Sleep paralysis

Oct 13, 2006 05:33

For many years now I've had these really disturbing occurances happen now and then in my sleep where I wake up, open my eyes, and can see the room where I'm sleeping, but I can't move and I vividly hallucinate. And it takes a lot of effort for me to break out of it and truly wake up, after which I feel this sense of fading panic and terror.
It turns out this is simply called 'sleep paralysis', and it's apparently well-documented.
According to Wikipedia:

Sleep paralysis is a condition characterized by temporary paralysis of the body shortly after waking up (known as hypnopompic paralysis) or, less often, shortly before falling asleep (known as hypnagogic paralysis).
Physiologically, it is closely related to the normal paralysis that occurs during REM (rapid eye movement) sleep, also known as REM atonia. Sleep paralysis occurs when the brain is awakened from an REM state into essentially a normal fully awake state, but the bodily paralysis is still occurring. This causes the person to be fully aware, but unable to move. In addition, this state may be accompanied by hypnagogic hallucinations.
More often than not, sleep paralysis is believed by the person affected by it to be no more than a dream. This is the reason why there are many dream recountings which describe the person lying frozen and unable to move. The hallucinatory element to sleep paralysis makes it even more likely that someone will interpret the experience as simply a dream, as one might see completely fanciful objects in a room alongside the normal vision one can see.

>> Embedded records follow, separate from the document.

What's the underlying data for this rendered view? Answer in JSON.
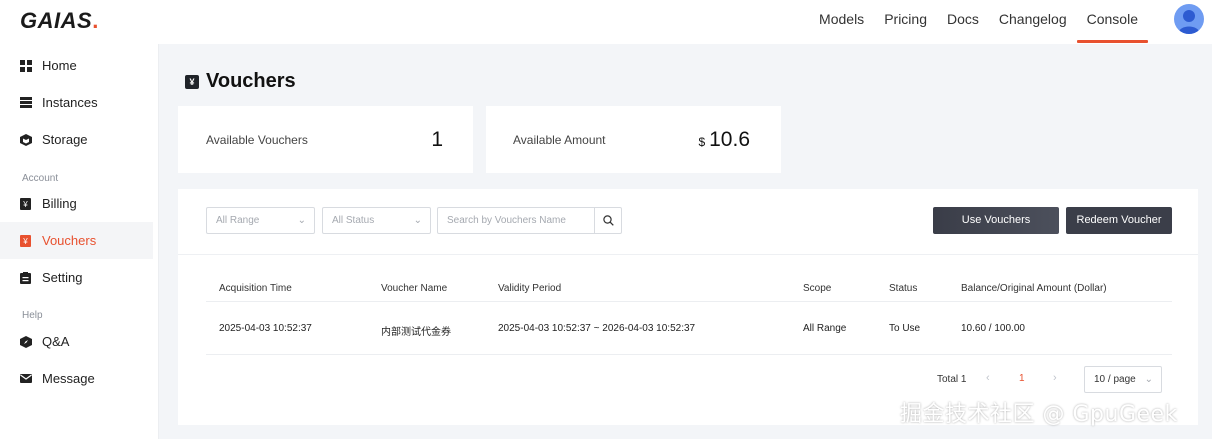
{
  "brand": {
    "name": "GAIAS",
    "dot": ".",
    "accent": "#e8512f"
  },
  "topnav": [
    {
      "label": "Models"
    },
    {
      "label": "Pricing"
    },
    {
      "label": "Docs"
    },
    {
      "label": "Changelog"
    },
    {
      "label": "Console",
      "active": true
    }
  ],
  "sidebar": {
    "items": [
      {
        "label": "Home",
        "icon": "grid-icon"
      },
      {
        "label": "Instances",
        "icon": "server-icon"
      },
      {
        "label": "Storage",
        "icon": "cube-icon"
      },
      {
        "label": "Billing",
        "icon": "yen-icon"
      },
      {
        "label": "Vouchers",
        "icon": "yen-icon",
        "active": true
      },
      {
        "label": "Setting",
        "icon": "clipboard-icon"
      },
      {
        "label": "Q&A",
        "icon": "compass-icon"
      },
      {
        "label": "Message",
        "icon": "mail-icon"
      }
    ],
    "sections": {
      "account": "Account",
      "help": "Help"
    }
  },
  "page": {
    "title": "Vouchers",
    "title_icon": "¥"
  },
  "stats": {
    "available_vouchers": {
      "label": "Available Vouchers",
      "value": "1"
    },
    "available_amount": {
      "label": "Available Amount",
      "currency": "$",
      "value": "10.6"
    }
  },
  "filters": {
    "range": "All Range",
    "status": "All Status",
    "search_placeholder": "Search by Vouchers Name"
  },
  "actions": {
    "use": "Use Vouchers",
    "redeem": "Redeem Voucher"
  },
  "table": {
    "headers": [
      "Acquisition Time",
      "Voucher Name",
      "Validity Period",
      "Scope",
      "Status",
      "Balance/Original Amount (Dollar)"
    ],
    "rows": [
      [
        "2025-04-03 10:52:37",
        "内部测试代金券",
        "2025-04-03 10:52:37 ~ 2026-04-03 10:52:37",
        "All Range",
        "To Use",
        "10.60 / 100.00"
      ]
    ]
  },
  "pagination": {
    "total": "Total 1",
    "prev": "‹",
    "page": "1",
    "next": "›",
    "page_size": "10 / page"
  },
  "watermark": "掘金技术社区 @ GpuGeek"
}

Actually, that last paragraph is completely the opposite for me. After I first started having these 'waking dreams' it took several occurences of them for me to realize I actually was dreaming. For several months I seriously thought I was just going insane! One thing that has never varied for me when going through these occurances of sleep paralysis is that after my eyes have opened and I'm seeing at the room in which I'm sleeping, the accompanying hallucinations have always taking the following form (with variations on the general theme): I sense some malevolent presence intent on doing me great harm. This entity knows that I am unable to move. And I feel that it is critically important that I get up and out of my bed, out of my room, even out of my house before the entity can reach me. And I frantically try to move my frozen limbs as the malevolent presense manifests itself and begins to close the distance between it and me. The first time I had one of these waking dreams, the entity took the form of an icy, glowing hand reaching out of a portal from a parallel universe that I could only see vaguely out of the corner of my eye because the portal had opened right beside my head (which I was unable to move). It was the hand of a ghost that was seeking to pull me into his own universe. Several other times it has been a thin man, probably not even human, dressed all in black, wearing a cloak and a gas mask, patiently shuffling one inch at a time toward my bed.

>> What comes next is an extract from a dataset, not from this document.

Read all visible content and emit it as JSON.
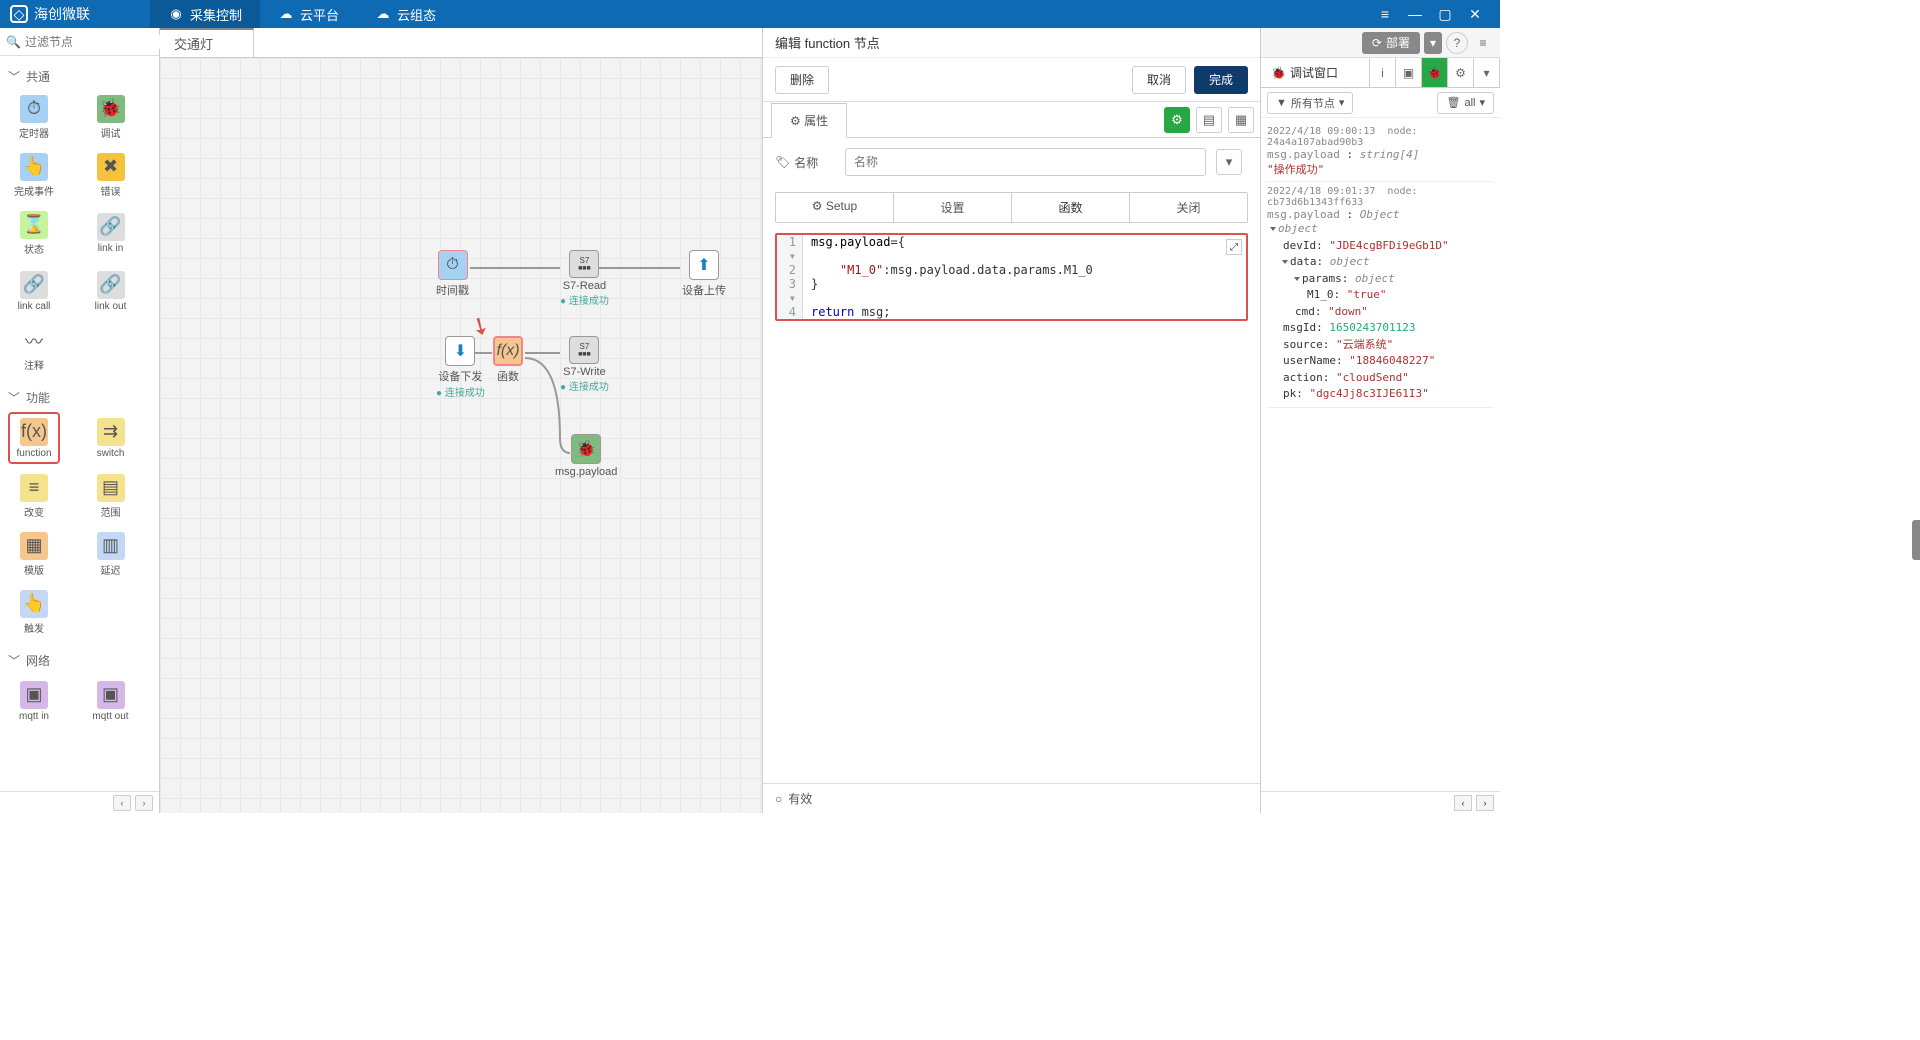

I've always managed to sit up before these entities reach me, and at that point everything that I've been hallucinating instantly snaps out of existence, but my heartrate is up, my breathing is labored, and my eyes feel like they're about to bulge out of my skull from pure fright. I've learned that it's very important to get up and stay awake for a while after having these dreams; if I lay back down, the dream usually resumes from where it left off, and it's just as hard to wake up again. On one occasion I began having one of these dreams while two of my friends were in the room. I could see and hear them talking to each other casually, but I could also sense a malevolent force taking form somewhere nearby. I realized immediately that I was having a waking dream, and I frantically tried to tell them, begged them even, to wake me up. To shake me, lift me onto my feet, or pull me by my legs, anything. But I couldn't move my jaw and all I could do was moan and sputter gibberish. They turned and looked at me, then left the room. I managed to wake up on my own with considerable effort shortly afterward. My friends later told me that they thought I was just talking in my sleep, and it had been too dark in the room for them to see that my eyes had been open.

Anyway, I really really don't want to have these dreams anymore. Nothing I've read offers many useful cures, but for now it definitely makes me feel a bit better that this is a known condition and that it's not just me going bonkers.